Sweat. Sex. Screams. I make coffee. Shower. You write two poems against
injustice. Fear’s figures of speech. Then drive me home, the Commonwealth Towers.
In Toronto.
On My Way to Work
Men tucked in on the subway ventilation system in sleeping
bags with traces of sweat and teenage sperm – casually
thrown away by first-timers too young to use dry-cleaning,
do their own laundry, or stock up on memories for
Alzheimer-rotten days. Rusty bars indifferently divide
the world below – those who have somewhere to go
and the tokens to do so, from the world above – Don
Quixotes in smelly overalls who hope everyone strives
to forgive and forego.
(“On which inside is prison and on which outside is freedom?”)
Breaths of warm air lasso along the beggars’
salt-filled wrinkles, as if seeking to wipe away the
proofs of the City Hall’s forgetfulness to fight snow,
to condone the city bylaws, though we crave it more and
more since the global warming and the environmentally-
conscious but consistent pollution.

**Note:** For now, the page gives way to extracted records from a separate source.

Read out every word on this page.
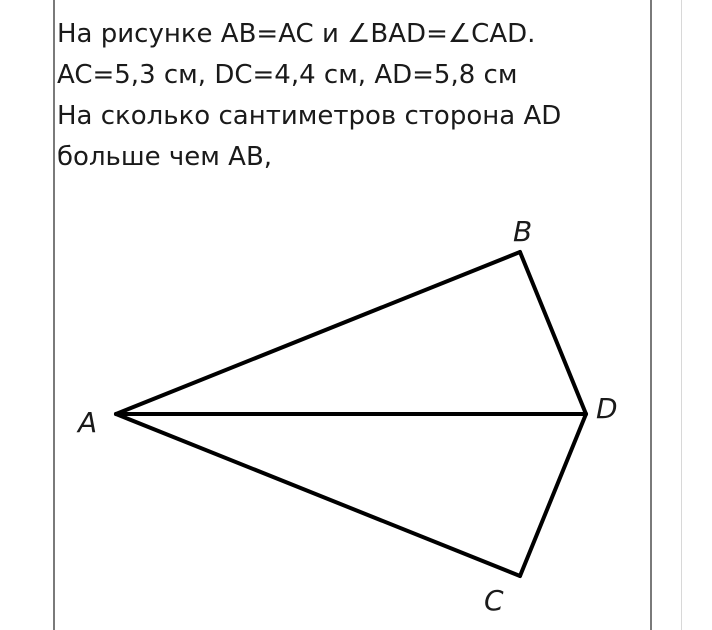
На рисунке AB=AC и ∠BAD=∠CAD.
AC=5,3 см, DC=4,4 см, AD=5,8 см
На сколько сантиметров сторона AD
больше чем AB,
A
B
D
C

The carbon dioxide
produced by the subway passengers’ breaths mixes with
the delicate particles of dead skin of the woman with
green-cosmetic contact lenses and calloused cheeks when
she trips on her high heels rushing towards her date waiting for her
near the subway stop entrance - a Luxor Obelisk in translation,
she recently met him on kijiji – middle-aged, handsome, tall,
well-spoken and with a perfect drawl. He’s already pricked
the rose-scented condoms, part of his last-resort campaign
to have a child, God, at least one child!
just about with anyone.
(“Who’s guiltier? The doer or the loser?”)
“Please knock! Doorbell doesn’t work” whippy letters weep on a
weathered cardboard sign, as I drop my change in the paper coffee cup
of the Christ’s doppelgänger. He rolls around in his sleep, smiling.